Ein schwarzes Schaf rast durch den Schnee – 18 Kinder laufen um die Wette – Lucie muß weinen – Herr Wiedmann droht mit Ohrfeigen – Wir drehen die Zeit zurück – Der rote Autobus ist abfahrtbereit – Der dicke Martin zeigt seine Muskeln, und Karli hat Halsweh – Helmut schlägt einen Ringkampf vor – Tante Beate lernt Josef kennen – Die Fahrt geht los – Helmut ist wütend, und Josef reißt aus – Thomas rettet die Situation – Es donnert in der Luft, und plötzlich wird es finster – Es muß etwas Schreckliches geschehen sein.

 

Am 26. Dezember, dem zweiten Weihnachtsfeiertag, raste ein dickes schwarzes Schaf durch den Schnee neben der Landstraße, die nach Bergstadt führt.

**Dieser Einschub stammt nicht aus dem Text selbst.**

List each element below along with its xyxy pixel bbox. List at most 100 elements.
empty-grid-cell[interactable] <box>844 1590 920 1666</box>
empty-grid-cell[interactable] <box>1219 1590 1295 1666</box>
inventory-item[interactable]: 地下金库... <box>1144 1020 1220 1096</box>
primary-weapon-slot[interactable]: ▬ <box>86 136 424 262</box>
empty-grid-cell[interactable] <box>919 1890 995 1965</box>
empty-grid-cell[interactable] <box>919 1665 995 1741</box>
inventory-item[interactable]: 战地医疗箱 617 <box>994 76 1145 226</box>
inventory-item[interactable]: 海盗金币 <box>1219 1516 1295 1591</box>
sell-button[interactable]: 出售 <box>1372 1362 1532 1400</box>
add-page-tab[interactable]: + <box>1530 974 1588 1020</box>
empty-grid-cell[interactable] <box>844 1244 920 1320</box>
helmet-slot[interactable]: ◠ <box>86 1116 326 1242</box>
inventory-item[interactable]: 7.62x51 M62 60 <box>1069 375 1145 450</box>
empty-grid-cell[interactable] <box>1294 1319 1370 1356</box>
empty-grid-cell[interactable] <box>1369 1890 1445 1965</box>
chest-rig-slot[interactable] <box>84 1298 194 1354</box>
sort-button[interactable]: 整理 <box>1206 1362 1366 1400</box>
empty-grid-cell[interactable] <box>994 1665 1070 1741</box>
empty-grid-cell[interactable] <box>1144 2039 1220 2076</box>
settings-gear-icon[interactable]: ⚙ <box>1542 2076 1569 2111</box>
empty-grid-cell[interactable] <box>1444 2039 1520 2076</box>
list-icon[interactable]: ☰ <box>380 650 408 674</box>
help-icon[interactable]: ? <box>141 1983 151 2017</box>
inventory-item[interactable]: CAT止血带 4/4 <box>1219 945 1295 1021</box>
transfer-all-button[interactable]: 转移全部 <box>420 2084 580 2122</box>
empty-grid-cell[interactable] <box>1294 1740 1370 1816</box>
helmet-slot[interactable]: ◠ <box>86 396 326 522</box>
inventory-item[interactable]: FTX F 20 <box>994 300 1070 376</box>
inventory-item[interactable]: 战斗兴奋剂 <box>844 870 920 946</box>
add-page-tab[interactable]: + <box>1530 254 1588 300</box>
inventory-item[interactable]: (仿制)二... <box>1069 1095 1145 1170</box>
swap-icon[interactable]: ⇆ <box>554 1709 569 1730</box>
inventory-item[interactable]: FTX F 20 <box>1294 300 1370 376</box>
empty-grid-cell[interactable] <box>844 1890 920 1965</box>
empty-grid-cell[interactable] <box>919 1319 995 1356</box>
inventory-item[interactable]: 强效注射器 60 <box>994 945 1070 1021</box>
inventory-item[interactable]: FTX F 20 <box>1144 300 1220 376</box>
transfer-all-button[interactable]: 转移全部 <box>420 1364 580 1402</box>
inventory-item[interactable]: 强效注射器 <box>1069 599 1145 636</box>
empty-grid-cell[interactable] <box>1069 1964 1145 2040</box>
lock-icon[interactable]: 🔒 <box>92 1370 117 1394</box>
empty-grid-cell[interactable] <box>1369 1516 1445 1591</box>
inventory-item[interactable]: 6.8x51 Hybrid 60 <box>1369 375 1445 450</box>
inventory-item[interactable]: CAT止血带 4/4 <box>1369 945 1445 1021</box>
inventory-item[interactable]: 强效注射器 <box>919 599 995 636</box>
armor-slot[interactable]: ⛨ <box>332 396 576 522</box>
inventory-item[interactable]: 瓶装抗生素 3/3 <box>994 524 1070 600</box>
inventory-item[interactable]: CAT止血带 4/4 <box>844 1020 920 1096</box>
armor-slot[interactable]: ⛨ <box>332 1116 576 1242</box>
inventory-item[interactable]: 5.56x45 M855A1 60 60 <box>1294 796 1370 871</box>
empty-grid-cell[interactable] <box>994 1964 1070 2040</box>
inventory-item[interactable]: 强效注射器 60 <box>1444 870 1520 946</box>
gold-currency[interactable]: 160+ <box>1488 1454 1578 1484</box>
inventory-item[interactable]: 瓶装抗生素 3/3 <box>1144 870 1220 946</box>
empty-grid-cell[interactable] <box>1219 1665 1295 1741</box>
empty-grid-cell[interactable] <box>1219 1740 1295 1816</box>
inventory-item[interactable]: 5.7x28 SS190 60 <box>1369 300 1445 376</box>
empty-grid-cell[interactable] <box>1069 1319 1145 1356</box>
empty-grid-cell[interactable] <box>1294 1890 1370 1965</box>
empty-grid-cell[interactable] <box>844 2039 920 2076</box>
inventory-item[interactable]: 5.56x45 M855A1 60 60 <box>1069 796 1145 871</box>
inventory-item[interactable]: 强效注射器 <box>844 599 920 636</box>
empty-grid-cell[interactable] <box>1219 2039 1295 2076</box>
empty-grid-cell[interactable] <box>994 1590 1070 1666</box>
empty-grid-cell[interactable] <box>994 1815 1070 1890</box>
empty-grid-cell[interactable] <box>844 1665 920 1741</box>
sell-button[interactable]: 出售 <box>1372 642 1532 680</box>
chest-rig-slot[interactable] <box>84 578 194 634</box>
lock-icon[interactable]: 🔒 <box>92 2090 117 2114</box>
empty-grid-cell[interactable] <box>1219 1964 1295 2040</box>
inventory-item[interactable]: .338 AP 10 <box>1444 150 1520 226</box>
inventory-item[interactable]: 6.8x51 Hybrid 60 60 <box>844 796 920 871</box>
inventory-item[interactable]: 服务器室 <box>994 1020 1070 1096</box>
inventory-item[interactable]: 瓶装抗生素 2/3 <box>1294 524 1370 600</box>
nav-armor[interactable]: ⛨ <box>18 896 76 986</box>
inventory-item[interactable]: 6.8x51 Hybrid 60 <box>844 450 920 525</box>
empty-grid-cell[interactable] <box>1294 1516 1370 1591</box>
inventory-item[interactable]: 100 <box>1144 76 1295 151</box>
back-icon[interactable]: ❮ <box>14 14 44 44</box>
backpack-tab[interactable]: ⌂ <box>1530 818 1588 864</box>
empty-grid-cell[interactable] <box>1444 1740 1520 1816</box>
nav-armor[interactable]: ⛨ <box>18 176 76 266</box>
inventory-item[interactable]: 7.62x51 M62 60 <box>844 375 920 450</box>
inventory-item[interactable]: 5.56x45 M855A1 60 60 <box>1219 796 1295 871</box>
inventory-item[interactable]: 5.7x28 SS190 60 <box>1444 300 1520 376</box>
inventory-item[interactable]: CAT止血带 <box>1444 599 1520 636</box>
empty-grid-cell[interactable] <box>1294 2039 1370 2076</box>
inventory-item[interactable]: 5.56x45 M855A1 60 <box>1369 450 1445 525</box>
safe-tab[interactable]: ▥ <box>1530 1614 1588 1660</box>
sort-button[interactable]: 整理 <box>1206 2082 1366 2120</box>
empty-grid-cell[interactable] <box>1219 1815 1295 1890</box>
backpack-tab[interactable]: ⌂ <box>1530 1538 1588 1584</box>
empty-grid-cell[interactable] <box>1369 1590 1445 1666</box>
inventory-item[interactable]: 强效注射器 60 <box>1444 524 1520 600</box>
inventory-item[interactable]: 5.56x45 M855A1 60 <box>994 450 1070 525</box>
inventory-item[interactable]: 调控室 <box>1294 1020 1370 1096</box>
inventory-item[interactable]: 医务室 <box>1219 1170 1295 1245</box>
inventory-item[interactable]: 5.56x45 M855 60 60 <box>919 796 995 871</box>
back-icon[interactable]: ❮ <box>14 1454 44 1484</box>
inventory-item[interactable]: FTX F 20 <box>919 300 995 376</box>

Es war gegen Mittag und sehr warm. Das Schaf rannte, so schnell es konnte, auf den nahen Wald zu. Es war so dick, daß es von weitem aussah wie eine große, dunkle Kugel. Hinter ihm her liefen 18 Kinder, Buben und Mädchen.

Das ist ein ungewöhnlicher Anfang für eine Geschichte, nicht wahr? Aber die Geschichte selbst ist gleichfalls ungewöhnlich – und deshalb muß es wohl auch ihr Anfang sein.

Weit hinten in der langen Reihe der Kinder, die dem fetten schwarzen Schaf nachliefen, stolperte ein erschöpftes kleines Mädchen. Das kleine Mädchen weinte bitterlich und rief immer wieder verzweifelt: »Josef, Josef, komm doch bitte, bitte, zurück!«

Anscheinend hieß das Schaf ›Josef‹, und anscheinend gehörte es dem kleinen Mädchen. Aber es war ein eigenwilliges Schaf, und es kümmerte sich weder um die Rufe des armen kleinen Mädchens noch um die der anderen Kinder, die gleichfalls alle laut seinen Namen riefen.

Eine junge Frau mit freundlichem Gesicht und blondem Haar holte das kleine Mädchen ein und nahm es an der Hand.

»Sei ruhig, Lucie«, sagte sie. »Weine nicht. Wir werden dein Schaf schon fangen!«

Als Lucie die freundliche junge Frau bemerkte, brach sie neuerlich in Tränen aus.

»Oh, Tante Beate«, rief sie schluchzend, »warum hat Helmut die Tür aufgemacht? Ich habe ihm gar nichts getan, und er hat die Tür aufgemacht und Josef hinausgestoßen! Warum, Tante Beate, warum?«

Tante Beate zog Lucie mit sich durch den tiefen Schnee und sah nach vorne zum Waldrand, wo die anderen Kinder inzwischen angekommen waren. Das Schaf Josef hielt sich hinter den ersten Bäumen verborgen. »Ich weiß nicht, warum er es getan hat«, sagte Tante Beate. »Sicherlich wollte er dir damit nichts Böses antun. Und bestimmt wird er sich bei dir entschuldigen. Ich bin überzeugt, daß es ihm schon wieder leid tut, was er angestellt hat!«

Damit eilten die beiden weiter über den Acker.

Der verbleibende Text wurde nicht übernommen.